Whether you’re moving on to college, to grad school, or to the battlefield known as the job market, here are three pieces of advice as you move on to the next great adventure in your life. The author’s qualifications for dispensing such advice are only that he’s been there, done that, and survived more or less intact to tell the tale.
1. You Probably Don’t Have Any Clue What You’re Doing (and That’s OK!)
In working with a lot of other young people, one of the primary concerns I hear from soon-to-graduate students is “I don’t really know what I want to do with my life.” Which is equivalent to my ears as saying “I am a human being without psychic abilities or a single-minded desire to do any one thing.”
Those people graduating alongside of you who seem to have their lives plotted out in front of them like a route on Google Maps? Most of it is just an illusion. I’m sure they THINK they have their life plan all organized into bullet points and start dates, but life just doesn’t work that way. And it SHOULDN’T work that way. How boring would it be if your whole life followed a predictable path from your youth, not allowing you to find anything exciting that would cause you to wander on to a new, less predictable path? And what good would it be even if you succeeded at that? There’s no trophy given for “Best Adherence to Adolescent Life Plan.”
Embrace a little bit of uncertainty. Most people change their careers at some point, and the people who do often end up being better compensated and more stimulated as a result. If you have a folly, follow it – you’ll likely be happier in 20 years knowing you pursued a passion than if you stayed stationary (at least that’s what I tell myself).

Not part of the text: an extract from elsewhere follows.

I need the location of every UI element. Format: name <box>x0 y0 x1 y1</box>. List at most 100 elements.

2. Consider The Cost Of Your Happiness
I graduated with a double major in Economics and Political Science, which is most often parlayed into admission into law school. Why did I pick those majors? Because they seemed interesting. How many law schools accepted me for admission? The same number to which I applied: Zero.

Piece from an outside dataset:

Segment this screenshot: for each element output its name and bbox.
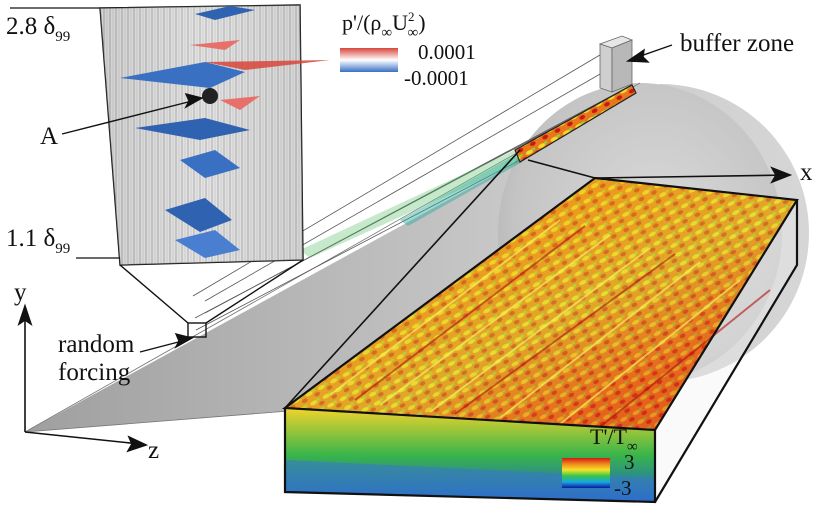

Someone asked me a few months ago why I never ended up becoming a lawyer, despite being interested in it earlier in my career. The answer: I couldn’t imagine myself doing any of the careers requiring a law degree every day while maintaining my happiness and sanity. Instead, I ventured into the world of leadership development, which has been enormously fulfilling and stimulating. Hardly a day goes by where I don’t love what I do and why I do it.
Certainly we need to have income in order to buy important things like food and toilet paper, but above a certain level, how much would someone have to pay you to be miserable? Or, put another way: How much would you pay to be happy? If someone came to your door offering true happiness in a bottle, how much would you be willing to pay for it? Isn’t the whole point of making an income to provide a life that makes you happy? So why accept more money to hate what you do?
3. Don’t Let Tight Finances Get You Down
Unless you are graduating with the lifetime ATM card known as an engineering degree, you’re likely going to move on to the next phase of your life with less money than you would like (or in some cases, even need). Independence is wonderful, but also comes at the cost of having to pay to sustain yourself.
And let’s be frank – it’s not going to be easy, especially if you’re graduating with student loans. You likely will make the least amount of money in your career right at the beginning (duh). But it will go up. Draft a budget, stick to it, and most of all, try to enjoy life outside your bank account. Go play in a park. Take some deep breaths while sitting in the run. Embrace the challenge of getting to do things on your own, knowing that in a few years, it will most likely get easier.
In short, life is too short to spend being miserable when things are challenging. Most of the challenges that come at this stage in your life are being shared by MOST people your age. Stumbles aren’t failures, and success isn’t the same as living without struggle.
Or, to frame it differently: Graduation means not having to live and die by a letter grade anymore, so stop trying to assign one to your own life.